Finastra: «AI Has Become a Non-Negotiable Priority»

Virtually no player in the financial industry globally is not utilizing artificial intelligence, according to a report by British financial software provider Finastra, but progress and focus vary across markets.

Only 2 percent of financial institutions say they’re not using artificial intelligence and have no plans to start, according to a report by Finastra entitled «Financial Services State of the Nation 2026».

31 percent of respondents said they have scaled deployment across multiple functions, while 30 percent have limited production deployment and 27 percent are in the process of piloting or testing in limited functions.

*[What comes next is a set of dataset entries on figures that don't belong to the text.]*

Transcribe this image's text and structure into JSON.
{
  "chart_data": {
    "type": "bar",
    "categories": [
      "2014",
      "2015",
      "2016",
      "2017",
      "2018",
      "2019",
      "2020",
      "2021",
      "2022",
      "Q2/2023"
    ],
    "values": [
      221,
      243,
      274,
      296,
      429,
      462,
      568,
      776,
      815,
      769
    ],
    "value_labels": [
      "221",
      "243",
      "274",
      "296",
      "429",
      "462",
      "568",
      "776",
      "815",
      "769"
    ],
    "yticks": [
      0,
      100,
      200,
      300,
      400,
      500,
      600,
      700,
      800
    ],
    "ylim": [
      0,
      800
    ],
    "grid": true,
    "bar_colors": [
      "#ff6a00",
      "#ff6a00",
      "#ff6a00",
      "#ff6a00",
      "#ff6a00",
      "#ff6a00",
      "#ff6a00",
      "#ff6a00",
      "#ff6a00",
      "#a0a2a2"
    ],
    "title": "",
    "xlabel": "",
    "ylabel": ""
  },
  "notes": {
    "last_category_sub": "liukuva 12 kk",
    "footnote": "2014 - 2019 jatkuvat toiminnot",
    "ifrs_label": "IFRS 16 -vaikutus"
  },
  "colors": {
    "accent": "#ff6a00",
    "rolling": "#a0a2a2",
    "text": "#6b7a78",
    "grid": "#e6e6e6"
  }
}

By markets, Vietnam reported the highest levels of active AI deployment at 74 percent, while Japan is a laggard (39 percent) likely due to its «cautious approach to technological change, legacy system constraints, and a preference for incremental innovation over rapid deployment».

Varying Local Priorities

Despite mass adoption, the focus areas vary depending on the local priorities. Singapore, for example, is placing emphasis on compliance and regulatory processes (43 percent) while the UK is focused on generating better insights (42 percent) by leveraging data and positioning AI as a decision‑making partner.

Globally, the top primary objective for implementing AI was to improve accuracy and reduce errors, as agreed by 40 percent of respondents, followed by increasing employee productivity for non-developer roles (37 percent) and increasing processing speed for payments nd lending (36 percent).

«It’s clear that what was once a frontier technology, faced with undeniable skepticism, is now embedded across the banking value chain, reshaping trust, efficiency and customer experience,» the report said. «AI has become a non-negotiable priority for financial institutions worldwide.»

The report was based on a survey in November 2025 of 1,509 managers and executives from banks and financial institutions across 11 markets including France, Germany, Hong Kong, Japan, Mexico, Saudi Arabia, Singapore, the UAE, UK, the US and Vietnam. Collectively, the organizations manage over $100 trillion in assets, employ around 5 million staff and serve approximately 400 million client, customer, or member relationships.